Seit Jose Mourinho im Sommer 2004 zum FC Chelsea kam, galt sein Trainerstuhl beim englischen Meister als der bestbezahlte im Weltfußball - und auch als einer der sichersten. Doch nach fast drei Jahren scheint die "Traumehe" am Ende. Glaubt man der britischen Presse, dann stehen die Zeichen auf Trennung.
"Wer darauf setzt, dass Mourinho nächste Saison noch in Chelsea ist, ist ein mutiger Mann", schrieb die Boulevardzeitung "The Sun". Auch die angesehene "Times" ist überzeugt: "Es ist wahrscheinlicher, dass er zurücktritt oder entlassen wird, als dass er eine vierte Saison an der Stamford Bridge beginnt."
Alle gegen Mourinho
Mourinho ist nach zuletzt drei Ligaspielen ohne Sieg und sechs Punkten Rückstand auf Manchester United ein einsamer Mann. Obwohl schon seit Tagen über einen vorzeitigen Abgang spekuliert wird, kommt kein Treueschwur aus der Chefetage. Andrej Schewtschenko und Arjen Robben sollen sich mehrfach über den Trainer beschwert haben, Leistungsträger wie Didier Drogba und Michael Essien gar eine Revolte gegen Mourinho und vor allem Michael Ballack geplant haben.

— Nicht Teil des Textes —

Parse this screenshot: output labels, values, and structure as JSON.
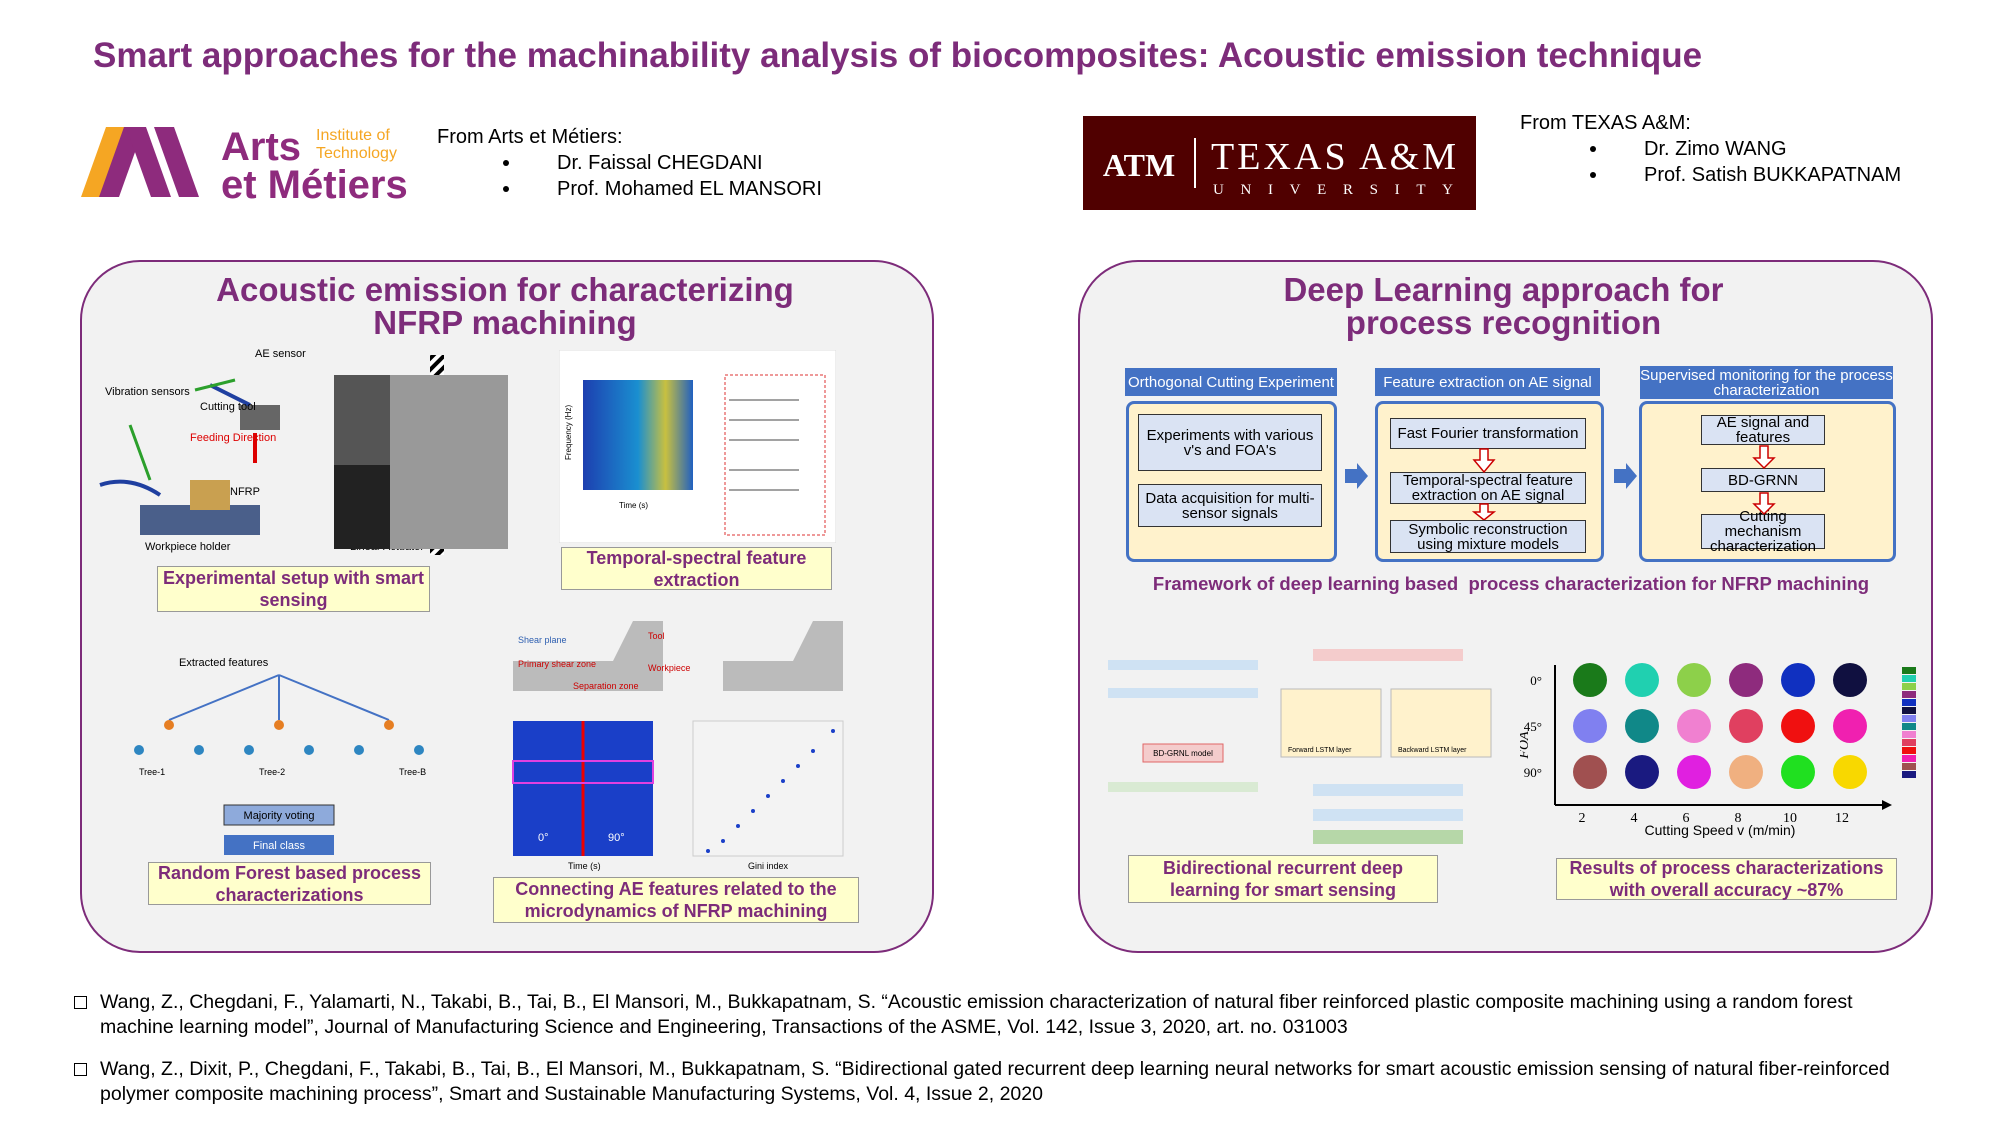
{
  "header": {
    "title": "Smart approaches for the machinability analysis of biocomposites: Acoustic emission technique"
  },
  "logos": {
    "arts": {
      "name1": "Arts",
      "name2": "et Métiers",
      "sub1": "Institute of",
      "sub2": "Technology"
    },
    "tamu": {
      "monogram": "ATM",
      "name": "TEXAS A&M",
      "sub": "UNIVERSITY"
    }
  },
  "collaborators": [
    {
      "heading": "From Arts et Métiers:",
      "names": [
        "Dr. Faissal CHEGDANI",
        "Prof. Mohamed EL MANSORI"
      ]
    },
    {
      "heading": "From TEXAS A&M:",
      "names": [
        "Dr. Zimo WANG",
        "Prof. Satish BUKKAPATNAM"
      ]
    }
  ],
  "left_panel": {
    "title_lines": [
      "Acoustic emission for characterizing",
      "NFRP machining"
    ],
    "captions": [
      "Experimental setup with smart sensing",
      "Temporal-spectral feature extraction",
      "Random Forest based process characterizations",
      "Connecting AE features related to the microdynamics of NFRP machining"
    ],
    "setup_labels": [
      "AE sensor",
      "Vibration sensors",
      "Cutting tool",
      "Feeding Direction",
      "NFRP",
      "Workpiece holder",
      "Linear Actuator"
    ],
    "spectrogram_labels": [
      "Frequency (Hz)",
      "Time (s)"
    ],
    "forest_labels": [
      "Extracted features",
      "Tree-1",
      "Tree-2",
      "Tree-B",
      "Majority voting",
      "Final class"
    ],
    "micro_labels": [
      "Shear plane",
      "Tool",
      "Primary shear zone",
      "Workpiece",
      "Separation zone",
      "0°",
      "90°",
      "Time (s)",
      "Gini index"
    ]
  },
  "right_panel": {
    "title_lines": [
      "Deep Learning approach for",
      "process recognition"
    ],
    "framework": [
      {
        "header": "Orthogonal Cutting Experiment",
        "boxes": [
          "Experiments with various v's and FOA's",
          "Data acquisition for multi-sensor signals"
        ]
      },
      {
        "header": "Feature extraction on AE signal",
        "boxes": [
          "Fast Fourier transformation",
          "Temporal-spectral feature extraction on AE signal",
          "Symbolic reconstruction using mixture models"
        ]
      },
      {
        "header": "Supervised monitoring for the process characterization",
        "boxes": [
          "AE signal and features",
          "BD-GRNN",
          "Cutting mechanism characterization"
        ]
      }
    ],
    "framework_caption": "Framework of deep learning based  process characterization for NFRP machining",
    "network_labels": [
      "Forward LSTM layer",
      "Backward LSTM layer",
      "BD-GRNL model"
    ],
    "results": {
      "y_label": "FOA",
      "y_ticks": [
        "0°",
        "45°",
        "90°"
      ],
      "x_ticks": [
        "2",
        "4",
        "6",
        "8",
        "10",
        "12"
      ],
      "x_label": "Cutting Speed v (m/min)"
    },
    "captions": [
      "Bidirectional recurrent deep learning for smart sensing",
      "Results of process characterizations with overall accuracy ~87%"
    ]
  },
  "references": [
    "Wang, Z., Chegdani, F., Yalamarti, N., Takabi, B., Tai, B., El Mansori, M., Bukkapatnam, S. “Acoustic emission characterization of natural fiber reinforced plastic composite machining using a random forest machine learning model”, Journal of Manufacturing Science and Engineering, Transactions of the ASME, Vol. 142, Issue 3, 2020, art. no. 031003",
    "Wang, Z., Dixit, P., Chegdani, F., Takabi, B., Tai, B., El Mansori, M., Bukkapatnam, S. “Bidirectional gated recurrent deep learning neural networks for smart acoustic emission sensing of natural fiber-reinforced polymer composite machining process”, Smart and Sustainable Manufacturing Systems, Vol. 4, Issue 2, 2020"
  ]
}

"Ich finde es amüsant, dass dies als dunkler Moment meiner Trainerlaufbahn bezeichnet wird, bloß weil ich dreimal unentschieden gespielt habe", sagte Mourinho. Doch es sind nicht nur sportliche Gründe, die den Portugiesen zum "Wackeltrainer" machen. Seine Transferpolitik, sein aggressives Auftreten in der Öffentlichkeit und sein dauerndes Lamentieren über Verletzungen werden hinter verschlossenen Türen gegen den 43-Jährigen angeführt.
Mourinho schaffte es nicht, die teuren Superstars Schewtschenko und Ballack einzubinden. Während der ukrainische Torjäger seit einigen Wochen auf die Ersatzbank verbannt ist, steht Ballack nicht mehr nur bei Fans und Medien, sondern angeblich sogar bei seinen Mitspielern in der Kritik. Dennoch hält Mourinho seine Hand bisher schützend über den deutschen Kapitän, den er wiederholt als "unantastbar" bezeichnete.
Hiddink könnte Zepter übernehmen
Clubbesitzer Roman Abramowitsch scheint die Geduld zu verlieren mit dem Coach, dem er jährlich ein Grundgehalt von rund acht Millionen Euro überweist. Der russische Multimilliardär, der in drei Jahren über 500 Mio. Euro in den FC Chelsea gepumpt hat, fordert den Gewinn der Champions League. Ansonsten könnte Guus Hiddink das Zepter übernehmen. Der Niederländer trainiert derzeit die russische Nationalmannschaft und gilt als Freund Abramowitschs.
Mourinho werden schon neue Kontakte nachgesagt: Inter Mailand und Juventus Turin sollen ebenso Interesse an einer Liaison mit dem Portugiesen haben, wie Real Madrid. "Wenn Mourinho Chelsea im Sommer verlässt, wird Madrid mit ihm reden wollen", zitierte der "Daily Mirror" einen "Insider" von Real. Dort ist Trainer Fabio Capello in die Schusslinie geraten. Die Klubführung bestellte den Italiener kürzlich zur Krisensitzung, nachdem die "Königlichen" zuletzt zwei Liga-Partien verloren hatten.